Le syndicat mixte Autolib’ Vélib’ Métropole (SAVM), qui réunit des élus de Paris et d’Île-de-France, a adopté cet après-midi une délibération mettant fin au contrat noué en 2011 avec le groupe français Bolloré pour le service de voitures électriques en libre-service Autolib’, qui devait courir jusqu’en 2023. Cette décision doit entraîner l’arrêt du service dans les prochains jours. Le syndicat mixte refuse de payer les 233 millions d’euros que le groupe Bolloré lui réclame pour compenser son estimation du déficit jusqu’à la fin du contrat. Le SAVM affirme ne pas vouloir maintenir « un service déficitaire et dont la qualité tend depuis plusieurs mois déjà à se dégrader ». Le SAVM dit étudier de nouvelles solutions de voitures en libre-service. Disponible dans 103 communes, Autolib’ compte 150 000 abonnés, selon la société du groupe Bolloré, Autolib’, qui gère le service.

Comment s’explique ce déficit ?

Le groupe Bolloré s’appuie sur une clause du contrat signé en 2011 qui précisait que le syndicat devait prendre en charge toutes les pertes supérieures à 60 millions d’euros. Selon ses prévisions, le déficit cumulé atteindra 293 millions d’euros d’ici 2023, d’où sa demande de dédommagement. Le groupe Bolloré dit avoir alerté le syndicat à plusieurs reprises depuis trois ans de la « dégradation financière d’Autolib’ résultant notamment de la concurrence des VTC et du déploiement de stations trop ambitieux ». En 2016, le groupe Bolloré avait proposé la fermeture de 166 stations non rentables. Le syndicat conteste l’estimation du déficit, s’appuyant sur un audit du cabinet d’études EY présenté la semaine dernière au Conseil de Paris. Cet audit estime également que le groupe Bolloré a établi des « prévisions trop optimistes » concernant l’utilisation du service à la signature du contrat.

Comment fonctionnent les autres services de voitures en libre-service ?

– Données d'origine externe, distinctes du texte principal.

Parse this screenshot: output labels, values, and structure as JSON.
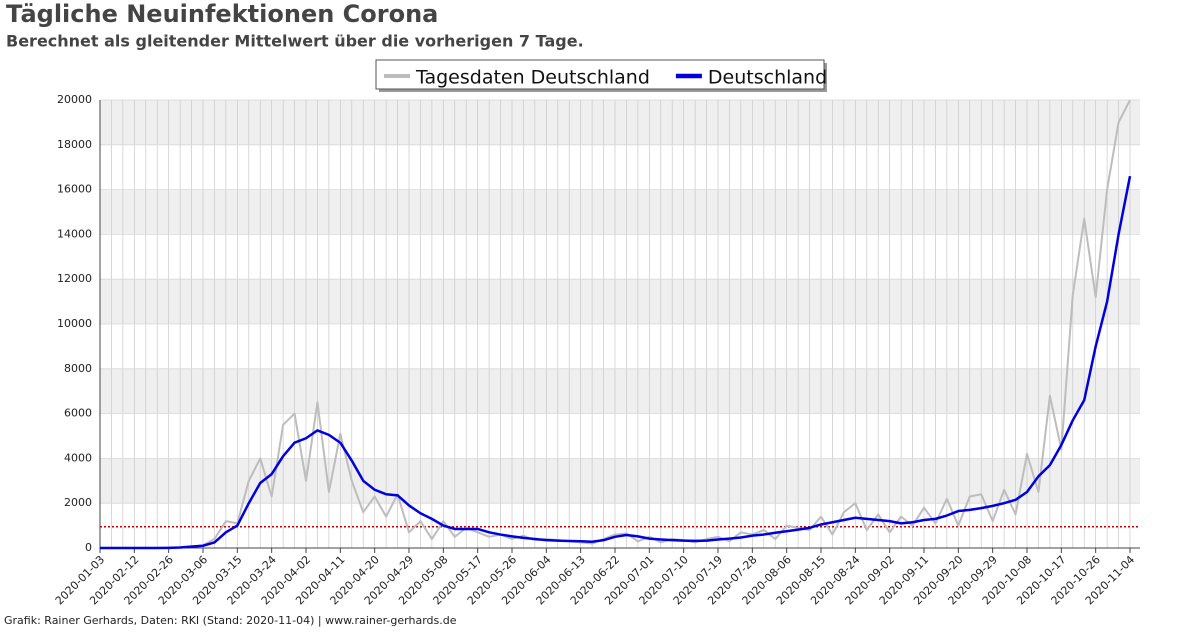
{
  "chart_data": {
    "type": "line",
    "title": "Tägliche Neuinfektionen Corona",
    "subtitle": "Berechnet als gleitender Mittelwert über die vorherigen 7 Tage.",
    "footer": "Grafik: Rainer Gerhards, Daten: RKI (Stand: 2020-11-04) | www.rainer-gerhards.de",
    "categories": [
      "2020-01-03",
      null,
      null,
      "2020-02-12",
      null,
      null,
      "2020-02-26",
      null,
      null,
      "2020-03-06",
      null,
      null,
      "2020-03-15",
      null,
      null,
      "2020-03-24",
      null,
      null,
      "2020-04-02",
      null,
      null,
      "2020-04-11",
      null,
      null,
      "2020-04-20",
      null,
      null,
      "2020-04-29",
      null,
      null,
      "2020-05-08",
      null,
      null,
      "2020-05-17",
      null,
      null,
      "2020-05-26",
      null,
      null,
      "2020-06-04",
      null,
      null,
      "2020-06-13",
      null,
      null,
      "2020-06-22",
      null,
      null,
      "2020-07-01",
      null,
      null,
      "2020-07-10",
      null,
      null,
      "2020-07-19",
      null,
      null,
      "2020-07-28",
      null,
      null,
      "2020-08-06",
      null,
      null,
      "2020-08-15",
      null,
      null,
      "2020-08-24",
      null,
      null,
      "2020-09-02",
      null,
      null,
      "2020-09-11",
      null,
      null,
      "2020-09-20",
      null,
      null,
      "2020-09-29",
      null,
      null,
      "2020-10-08",
      null,
      null,
      "2020-10-17",
      null,
      null,
      "2020-10-26",
      null,
      null,
      "2020-11-04"
    ],
    "series": [
      {
        "name": "Tagesdaten Deutschland",
        "color": "#bdbdbd",
        "width": 2,
        "values": [
          0,
          0,
          0,
          0,
          0,
          0,
          10,
          30,
          80,
          120,
          400,
          1200,
          1100,
          3000,
          4000,
          2300,
          5500,
          6000,
          3000,
          6500,
          2500,
          5100,
          3000,
          1600,
          2300,
          1400,
          2400,
          700,
          1200,
          400,
          1200,
          500,
          900,
          700,
          500,
          600,
          400,
          550,
          350,
          400,
          350,
          300,
          250,
          200,
          400,
          600,
          650,
          300,
          500,
          250,
          400,
          350,
          250,
          400,
          500,
          300,
          700,
          600,
          800,
          400,
          1000,
          900,
          800,
          1400,
          600,
          1600,
          2000,
          800,
          1500,
          700,
          1400,
          1000,
          1800,
          1100,
          2200,
          1000,
          2300,
          2400,
          1200,
          2600,
          1500,
          4200,
          2500,
          6800,
          4400,
          11300,
          14700,
          11200,
          16000,
          19000,
          20000
        ]
      },
      {
        "name": "Deutschland",
        "color": "#0000e0",
        "width": 2.5,
        "values": [
          0,
          0,
          0,
          0,
          0,
          0,
          5,
          20,
          60,
          100,
          250,
          700,
          1000,
          2000,
          2900,
          3300,
          4100,
          4700,
          4900,
          5250,
          5050,
          4700,
          3900,
          3000,
          2600,
          2400,
          2350,
          1900,
          1550,
          1300,
          1000,
          850,
          850,
          850,
          700,
          600,
          520,
          450,
          400,
          350,
          330,
          310,
          300,
          280,
          350,
          500,
          580,
          520,
          420,
          380,
          350,
          330,
          320,
          330,
          380,
          420,
          470,
          550,
          600,
          680,
          750,
          820,
          900,
          1050,
          1150,
          1250,
          1350,
          1300,
          1250,
          1200,
          1100,
          1150,
          1250,
          1300,
          1450,
          1650,
          1700,
          1780,
          1880,
          2000,
          2150,
          2500,
          3200,
          3700,
          4600,
          5700,
          6600,
          9000,
          11000,
          14000,
          16600
        ]
      }
    ],
    "ylim": [
      0,
      20000
    ],
    "yticks": [
      0,
      2000,
      4000,
      6000,
      8000,
      10000,
      12000,
      14000,
      16000,
      18000,
      20000
    ],
    "grid": true,
    "hline": {
      "value": 950,
      "color": "#c00000"
    },
    "legend": "top"
  }
}
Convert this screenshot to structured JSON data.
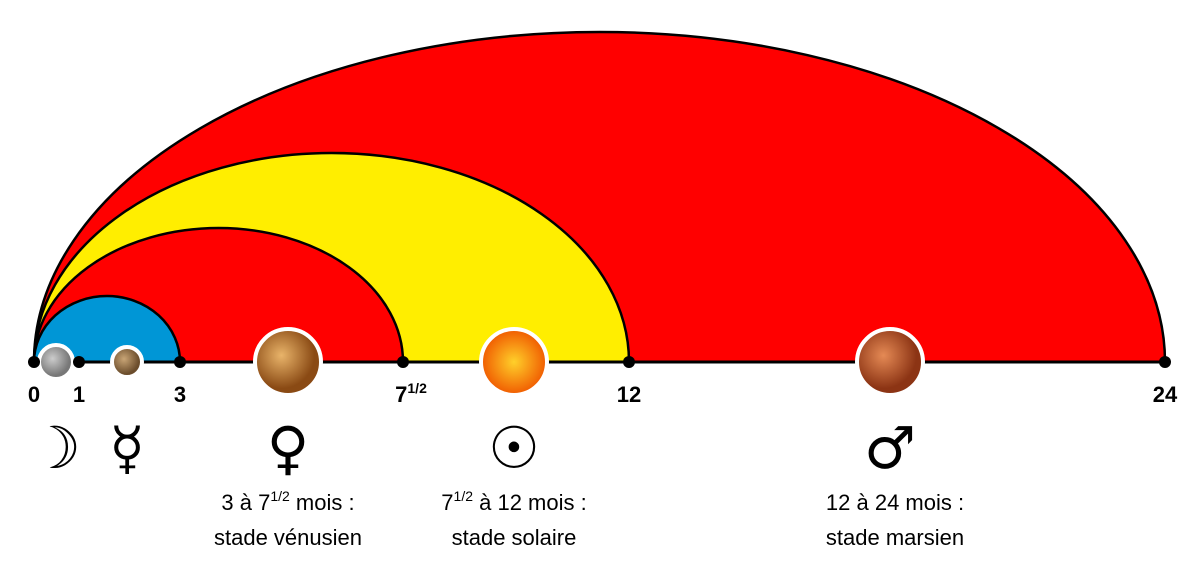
{
  "axis": {
    "ticks": [
      {
        "main": "0"
      },
      {
        "main": "1"
      },
      {
        "main": "3"
      },
      {
        "main": "7",
        "sup": "1/2"
      },
      {
        "main": "12"
      },
      {
        "main": "24"
      }
    ]
  },
  "symbols": [
    "☽",
    "☿",
    "♀",
    "☉",
    "♂"
  ],
  "captions": [
    {
      "pre": "3 à 7",
      "sup": "1/2",
      "post": " mois :",
      "line2": "stade vénusien"
    },
    {
      "pre": "7",
      "sup": "1/2",
      "post": " à 12 mois :",
      "line2": "stade solaire"
    },
    {
      "pre": "12 à 24 mois :",
      "line2": "stade marsien"
    }
  ]
}
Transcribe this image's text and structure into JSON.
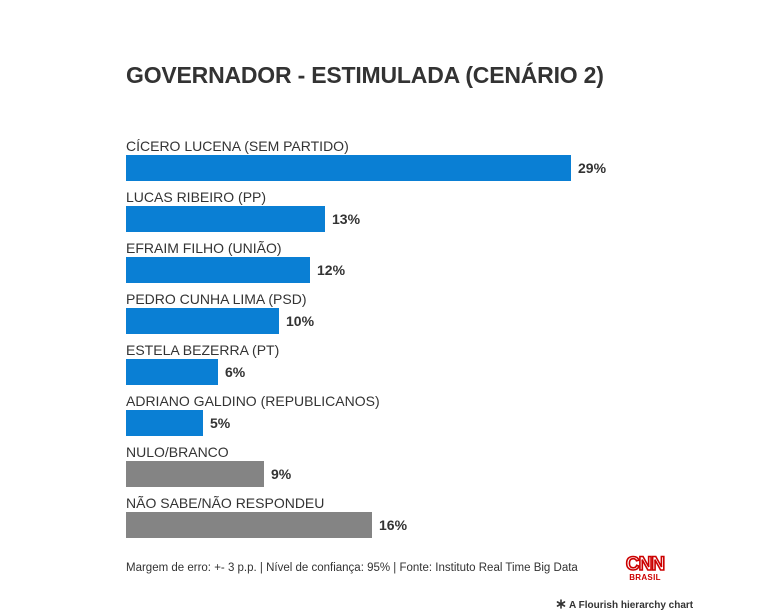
{
  "chart_data": {
    "type": "bar",
    "orientation": "horizontal",
    "title": "GOVERNADOR - ESTIMULADA (CENÁRIO 2)",
    "categories": [
      "CÍCERO LUCENA (SEM PARTIDO)",
      "LUCAS RIBEIRO (PP)",
      "EFRAIM FILHO (UNIÃO)",
      "PEDRO CUNHA LIMA (PSD)",
      "ESTELA BEZERRA (PT)",
      "ADRIANO GALDINO (REPUBLICANOS)",
      "NULO/BRANCO",
      "NÃO SABE/NÃO RESPONDEU"
    ],
    "values": [
      29,
      13,
      12,
      10,
      6,
      5,
      9,
      16
    ],
    "value_labels": [
      "29%",
      "13%",
      "12%",
      "10%",
      "6%",
      "5%",
      "9%",
      "16%"
    ],
    "bar_colors": [
      "#0a7fd4",
      "#0a7fd4",
      "#0a7fd4",
      "#0a7fd4",
      "#0a7fd4",
      "#0a7fd4",
      "#848484",
      "#848484"
    ],
    "xlim": [
      0,
      29
    ],
    "grid": false,
    "legend": "none"
  },
  "footer": {
    "note": "Margem de erro: +- 3 p.p. | Nível de confiança: 95% | Fonte: Instituto Real Time Big Data"
  },
  "brand": {
    "logo_text": "CNN",
    "logo_subtext": "BRASIL",
    "color": "#cc0000"
  },
  "credit": {
    "text": "A Flourish hierarchy chart"
  }
}
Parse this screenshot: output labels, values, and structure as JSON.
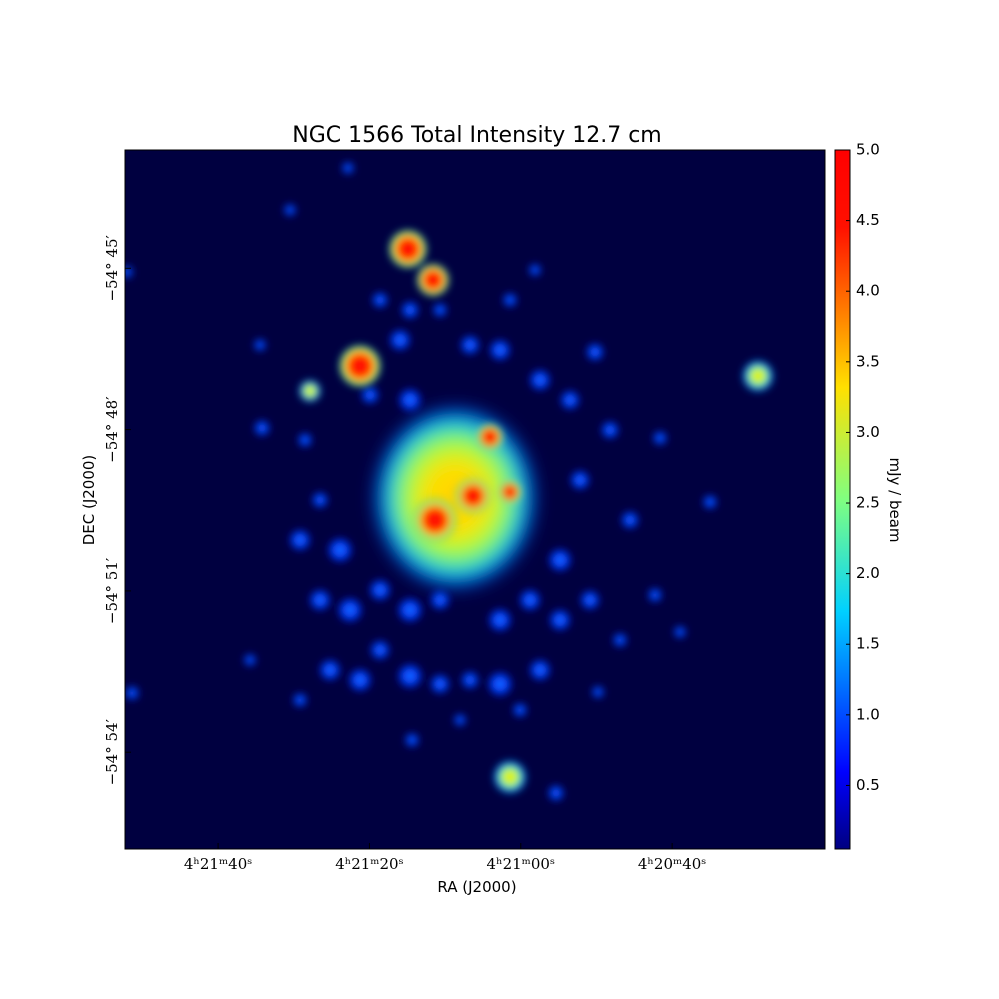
{
  "chart_data": {
    "type": "image",
    "title": "NGC 1566 Total Intensity 12.7 cm",
    "xlabel": "RA (J2000)",
    "ylabel": "DEC (J2000)",
    "colorbar_label": "mJy / beam",
    "xlim": [
      15712.3,
      15619.8
    ],
    "xticks": [
      {
        "value": 15700,
        "label": "4ʰ21ᵐ40ˢ"
      },
      {
        "value": 15680,
        "label": "4ʰ21ᵐ20ˢ"
      },
      {
        "value": 15660,
        "label": "4ʰ21ᵐ00ˢ"
      },
      {
        "value": 15640,
        "label": "4ʰ20ᵐ40ˢ"
      }
    ],
    "ylim": [
      -3295.8,
      -3282.8
    ],
    "yticks": [
      {
        "value": -3285,
        "label": "−54° 45′"
      },
      {
        "value": -3288,
        "label": "−54° 48′"
      },
      {
        "value": -3291,
        "label": "−54° 51′"
      },
      {
        "value": -3294,
        "label": "−54° 54′"
      }
    ],
    "clim": [
      0.05,
      5.0
    ],
    "cticks": [
      0.5,
      {
        "value": 1.0,
        "label": "1.0"
      },
      1.5,
      {
        "value": 2.0,
        "label": "2.0"
      },
      2.5,
      {
        "value": 3.0,
        "label": "3.0"
      },
      3.5,
      {
        "value": 4.0,
        "label": "4.0"
      },
      4.5,
      {
        "value": 5.0,
        "label": "5.0"
      }
    ]
  }
}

Le service Autolib’ créé en 2011 était le premier service de voitures électriques en libre-service au monde. Son mode de fonctionnement a depuis été déployé par le groupe Bolloré dans des villes comme Los Angeles, Singapour et Turin, mais aussi à Lyon, avec le service Bluely depuis 2013, et à Bordeaux, avec le service BlueCub depuis 2014. Contrairement à Autolib’ en Île-de-France, les deux autres services français sont plus restreints et concentrés dans le centre des deux métropoles. Bluely compte 101 stations et BlueCub en possède 80, contre 1 100 en Île-de-France pour Autolib’. Alors que le SAVM avait opté pour une délégation de service public à Bolloré, Bluely et BlueCub sont des initiatives privées exclusivement à la charge de Bolloré qui doit assumer seul un éventuel déficit.